BE is the bisector of ∠B.

⇒ ∠ABE = $\dfrac{∠B}{2}$

From figure,

⇒ ∠ADE = ∠ABE [Angles in same segment are equal]

⇒ ∠ADE = $\dfrac{∠B}{2}$ ………..(1)

Also,

FC is the bisector of ∠C.

⇒ ∠ACF = $\dfrac{∠C}{2}$

⇒ ∠ACF = ∠ADF [Angles in same segment are equal]

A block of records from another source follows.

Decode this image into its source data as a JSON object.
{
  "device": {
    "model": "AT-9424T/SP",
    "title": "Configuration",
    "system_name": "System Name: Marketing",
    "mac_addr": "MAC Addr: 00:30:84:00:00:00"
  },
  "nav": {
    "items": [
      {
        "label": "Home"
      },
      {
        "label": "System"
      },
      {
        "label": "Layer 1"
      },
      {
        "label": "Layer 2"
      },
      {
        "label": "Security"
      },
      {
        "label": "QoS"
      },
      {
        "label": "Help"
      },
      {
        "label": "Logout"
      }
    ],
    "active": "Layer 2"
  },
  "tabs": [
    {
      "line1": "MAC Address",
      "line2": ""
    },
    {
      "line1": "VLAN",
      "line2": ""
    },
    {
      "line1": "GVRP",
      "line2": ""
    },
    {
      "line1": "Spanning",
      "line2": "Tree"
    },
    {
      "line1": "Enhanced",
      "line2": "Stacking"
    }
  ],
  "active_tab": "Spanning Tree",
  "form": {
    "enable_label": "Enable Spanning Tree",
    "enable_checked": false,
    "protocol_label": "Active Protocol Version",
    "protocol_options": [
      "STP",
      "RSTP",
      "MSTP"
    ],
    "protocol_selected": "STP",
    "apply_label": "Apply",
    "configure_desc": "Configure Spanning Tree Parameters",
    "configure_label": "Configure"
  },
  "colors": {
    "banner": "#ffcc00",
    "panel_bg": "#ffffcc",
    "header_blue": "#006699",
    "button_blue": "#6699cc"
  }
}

⇒ ∠ADF = $\dfrac{∠C}{2}$ ………….(2)

From figure,

⇒ ∠D = ∠ADE + ∠ADF

⇒ ∠D = $\dfrac{∠B + ∠C}{2}$ ………..(3)

In triangle ABC,

⇒ ∠A + ∠B + ∠C = 180°

⇒ ∠B + ∠C = 180° - ∠A

Substituting above value in (3), we get :

⇒ ∠D = $\dfrac{180° - ∠A}{2}$

⇒ ∠D = 90° - $\dfrac{1}{2}$∠A.

From figure,

∠EDF = ∠D.

Hence, proved that ∠EDF = $90° - \dfrac{1}{2}∠A$.